Having seen the 1992 film version with Tilda Swinton in the titular role and the 2022 theatre adaptation starring Emma Corrin, I thought that I would tackle the original 1928 novel. The eponymous hero is a male noble man and poet in the early 17th century who lives until the time of Woolf, about half way through this period of more than three centuries changing gender from a man to a woman, along the way meeting a succession of poets, writers and critics.

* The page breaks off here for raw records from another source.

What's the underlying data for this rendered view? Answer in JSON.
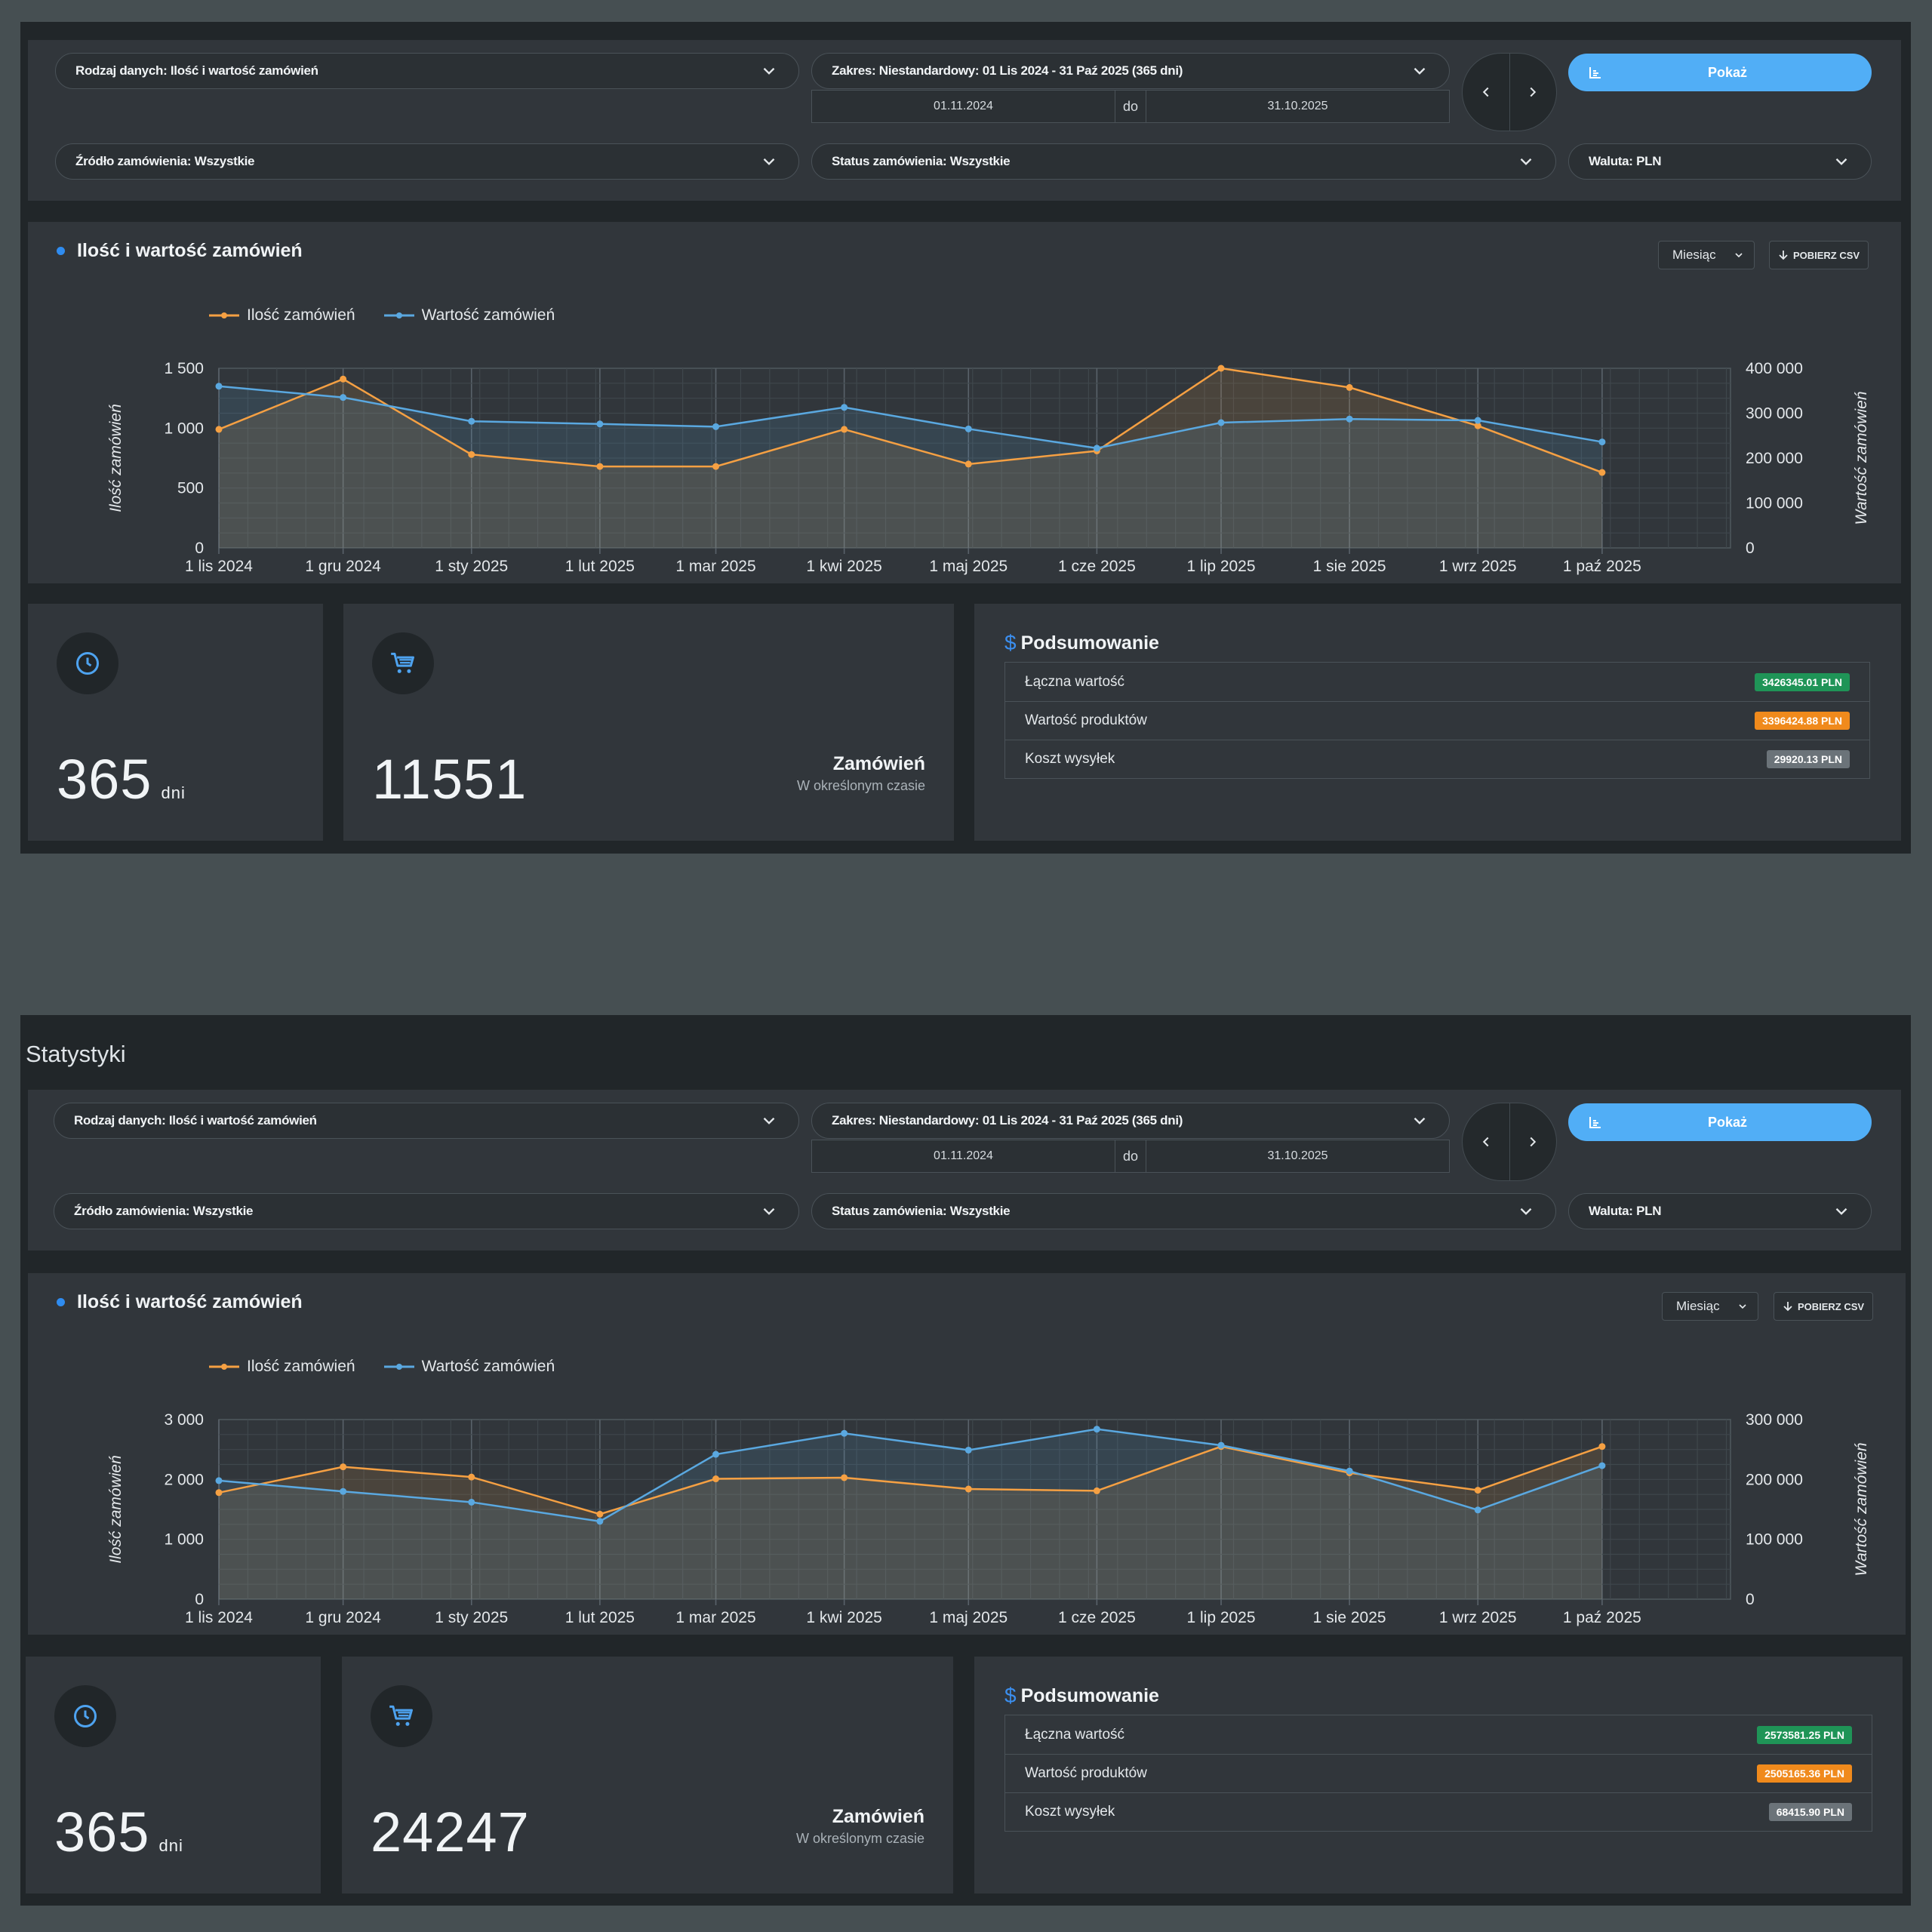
{
  "colors": {
    "orange": "#f5a043",
    "blue": "#5aa8e0",
    "button": "#51aef6",
    "accent": "#2f8cf0"
  },
  "icons": {
    "chevron": "chevron-down-icon",
    "prev": "chevron-left-icon",
    "next": "chevron-right-icon",
    "chart": "bar-chart-icon",
    "download": "arrow-down-icon",
    "clock": "clock-icon",
    "cart": "cart-icon",
    "dollar": "dollar-icon"
  },
  "blocks": [
    {
      "title": "",
      "filters": {
        "data_type": "Rodzaj danych: Ilość i wartość zamówień",
        "range": "Zakres: Niestandardowy: 01 Lis 2024 - 31 Paź 2025 (365 dni)",
        "date_from": "01.11.2024",
        "date_sep": "do",
        "date_to": "31.10.2025",
        "show_label": "Pokaż",
        "source": "Źródło zamówienia: Wszystkie",
        "status": "Status zamówienia: Wszystkie",
        "currency": "Waluta: PLN"
      },
      "chart_header": {
        "title": "Ilość i wartość zamówień",
        "period": "Miesiąc",
        "csv_label": "POBIERZ CSV"
      },
      "stats": {
        "days": "365",
        "days_unit": "dni",
        "orders": "11551",
        "orders_label": "Zamówień",
        "orders_sub": "W określonym czasie"
      },
      "summary": {
        "title": "Podsumowanie",
        "rows": [
          {
            "label": "Łączna wartość",
            "value": "3426345.01 PLN",
            "color": "green"
          },
          {
            "label": "Wartość produktów",
            "value": "3396424.88 PLN",
            "color": "orange"
          },
          {
            "label": "Koszt wysyłek",
            "value": "29920.13 PLN",
            "color": "gray"
          }
        ]
      }
    },
    {
      "title": "Statystyki",
      "filters": {
        "data_type": "Rodzaj danych: Ilość i wartość zamówień",
        "range": "Zakres: Niestandardowy: 01 Lis 2024 - 31 Paź 2025 (365 dni)",
        "date_from": "01.11.2024",
        "date_sep": "do",
        "date_to": "31.10.2025",
        "show_label": "Pokaż",
        "source": "Źródło zamówienia: Wszystkie",
        "status": "Status zamówienia: Wszystkie",
        "currency": "Waluta: PLN"
      },
      "chart_header": {
        "title": "Ilość i wartość zamówień",
        "period": "Miesiąc",
        "csv_label": "POBIERZ CSV"
      },
      "stats": {
        "days": "365",
        "days_unit": "dni",
        "orders": "24247",
        "orders_label": "Zamówień",
        "orders_sub": "W określonym czasie"
      },
      "summary": {
        "title": "Podsumowanie",
        "rows": [
          {
            "label": "Łączna wartość",
            "value": "2573581.25 PLN",
            "color": "green"
          },
          {
            "label": "Wartość produktów",
            "value": "2505165.36 PLN",
            "color": "orange"
          },
          {
            "label": "Koszt wysyłek",
            "value": "68415.90 PLN",
            "color": "gray"
          }
        ]
      }
    }
  ],
  "chart_data": [
    {
      "type": "line",
      "x": [
        "1 lis 2024",
        "1 gru 2024",
        "1 sty 2025",
        "1 lut 2025",
        "1 mar 2025",
        "1 kwi 2025",
        "1 maj 2025",
        "1 cze 2025",
        "1 lip 2025",
        "1 sie 2025",
        "1 wrz 2025",
        "1 paź 2025"
      ],
      "x_days": [
        0,
        30,
        61,
        92,
        120,
        151,
        181,
        212,
        242,
        273,
        304,
        334
      ],
      "series": [
        {
          "name": "Ilość zamówień",
          "axis": "left",
          "color": "#f5a043",
          "values": [
            990,
            1410,
            780,
            680,
            680,
            990,
            700,
            810,
            1500,
            1340,
            1020,
            630
          ]
        },
        {
          "name": "Wartość zamówień",
          "axis": "right",
          "color": "#5aa8e0",
          "values": [
            360000,
            335000,
            282000,
            276000,
            270000,
            313000,
            265000,
            222000,
            279000,
            287000,
            284000,
            236000
          ]
        }
      ],
      "ylabel": "Ilość zamówień",
      "y2label": "Wartość zamówień",
      "ylim": [
        0,
        1500
      ],
      "y2lim": [
        0,
        400000
      ],
      "yticks": [
        0,
        500,
        1000,
        1500
      ],
      "ytick_labels": [
        "0",
        "500",
        "1 000",
        "1 500"
      ],
      "y2ticks": [
        0,
        100000,
        200000,
        300000,
        400000
      ],
      "y2tick_labels": [
        "0",
        "100 000",
        "200 000",
        "300 000",
        "400 000"
      ],
      "legend": "top-left",
      "grid": true
    },
    {
      "type": "line",
      "x": [
        "1 lis 2024",
        "1 gru 2024",
        "1 sty 2025",
        "1 lut 2025",
        "1 mar 2025",
        "1 kwi 2025",
        "1 maj 2025",
        "1 cze 2025",
        "1 lip 2025",
        "1 sie 2025",
        "1 wrz 2025",
        "1 paź 2025"
      ],
      "x_days": [
        0,
        30,
        61,
        92,
        120,
        151,
        181,
        212,
        242,
        273,
        304,
        334
      ],
      "series": [
        {
          "name": "Ilość zamówień",
          "axis": "left",
          "color": "#f5a043",
          "values": [
            1780,
            2210,
            2040,
            1420,
            2010,
            2030,
            1840,
            1810,
            2550,
            2110,
            1820,
            2550
          ]
        },
        {
          "name": "Wartość zamówień",
          "axis": "right",
          "color": "#5aa8e0",
          "values": [
            198000,
            180000,
            162000,
            130000,
            242000,
            277000,
            249000,
            284000,
            257000,
            214000,
            149000,
            223000
          ]
        }
      ],
      "ylabel": "Ilość zamówień",
      "y2label": "Wartość zamówień",
      "ylim": [
        0,
        3000
      ],
      "y2lim": [
        0,
        300000
      ],
      "yticks": [
        0,
        1000,
        2000,
        3000
      ],
      "ytick_labels": [
        "0",
        "1 000",
        "2 000",
        "3 000"
      ],
      "y2ticks": [
        0,
        100000,
        200000,
        300000
      ],
      "y2tick_labels": [
        "0",
        "100 000",
        "200 000",
        "300 000"
      ],
      "legend": "top-left",
      "grid": true
    }
  ]
}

I confess that I did not find it an easy read. There is minimal plot, only six (untitled) chapters, and lots of long sentences and really long paragraphs (the lengthiest paragraph is almost three pages). The writing is impressive but the language is flowery, even flamboyant. The novel is inspired by, and dedicated to, Woolf’s lover Vita Sackville-West and there are multitudinous references to literary characters and works plus Sackville-West’s life and family. The Penguin Classics version of the book that I read had over 30 pages of notes.

The work is presented as a biography, complete with eight photographs, but the elongation of a lifetime and the gender transformation of this life make it a most unusual and unreliable biography. The whole work is a satire and there are some humorous characterisations. Woolf wrote of her book that “it is all a joke” and called it “a writer’s holiday”.

However, Orlando has two periods when he falls asleep for a week and has “his moods of melancholy”, while Woolf herself was subject to breakdowns throughout her life and eventually drowned herself in the River Ouse. I know that the novel is a classic, but there were times when I almost fell asleep or contemplated throwing myself in the River Thames.